SignalHealthy directionWarning sign
reconstruction lossdecreases and stabilizesstays high
KL termnonzero but controlledcollapses to zero or dominates loss
generated samplesplausible and diverseall similar or meaningless
interpolationchanges smoothlyjumps or leaves data-like regions

The common deep-learning tradeoff:

better reconstruction <-> more regular latent space

You tune that tradeoff with the KL weight, often called beta in beta-VAE.

Common Mistakes

MistakeFix
thinking VAE is just autoencoder plus noisefocus on mu, logvar, KL, and a samplable latent space
ignoring reparameterizationremember z = mu + eps * std keeps gradients flowing
forcing KL too hard too earlyconsider smaller beta or KL warmup
judging only reconstructionalso inspect generated samples and interpolation
comparing VAE and GAN only by image sharpnesscompare stability, latent structure, and task fit

Exercises

  1. Change the KL weight from 0.05 to 0.0. What happens to kl and generated samples?
  2. Change the KL weight to 0.5. Does reconstruction get worse?
  3. Decode points along a line from [-2, 0] to [2, 0]. Do outputs change smoothly?
  4. Replace ReLU with Tanh in the decoder.
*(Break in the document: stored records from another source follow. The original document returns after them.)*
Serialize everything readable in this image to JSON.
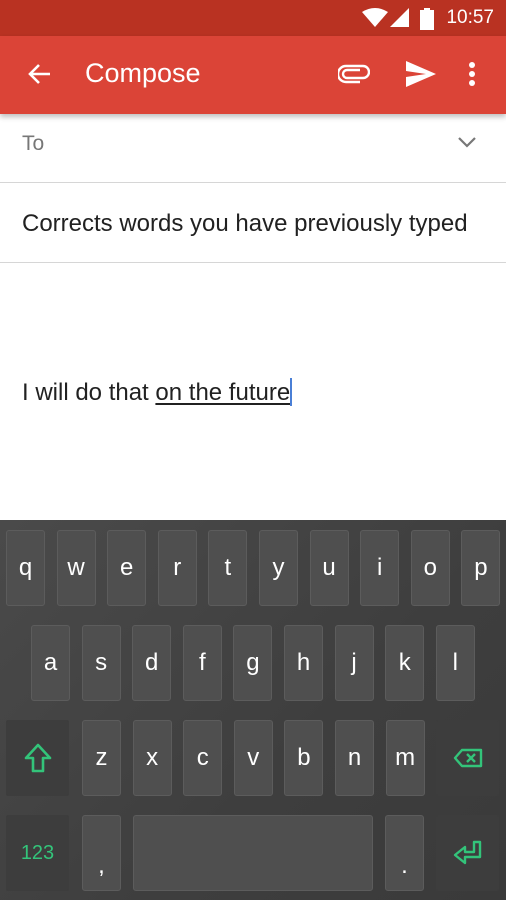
{
  "status_bar": {
    "time": "10:57",
    "icons": [
      "wifi-icon",
      "signal-icon",
      "battery-icon"
    ]
  },
  "app_bar": {
    "title": "Compose",
    "icons": [
      "back-arrow-icon",
      "attach-icon",
      "send-icon",
      "more-vert-icon"
    ]
  },
  "compose": {
    "to_label": "To",
    "subject": "Corrects words you have previously typed",
    "body_prefix": "I will do that ",
    "body_suggestion": "on the future"
  },
  "keyboard": {
    "accent_color": "#33c47a",
    "row1": [
      "q",
      "w",
      "e",
      "r",
      "t",
      "y",
      "u",
      "i",
      "o",
      "p"
    ],
    "row2": [
      "a",
      "s",
      "d",
      "f",
      "g",
      "h",
      "j",
      "k",
      "l"
    ],
    "row3": [
      "z",
      "x",
      "c",
      "v",
      "b",
      "n",
      "m"
    ],
    "numbers_label": "123",
    "comma": ",",
    "period": "."
  }
}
Does training still converge?
  5. Explain why VAE is useful for learning latent-space intuition even when GAN or diffusion produces sharper images.

Key Takeaways

  • VAE learns a latent distribution, not just a fixed code.
  • Reparameterization keeps sampling compatible with backpropagation.
  • The KL term makes latent space smoother and more samplable.
  • VAE is often easier to train than GAN, but may trade sharpness for structure.
  • Understanding VAE makes later diffusion and representation learning easier.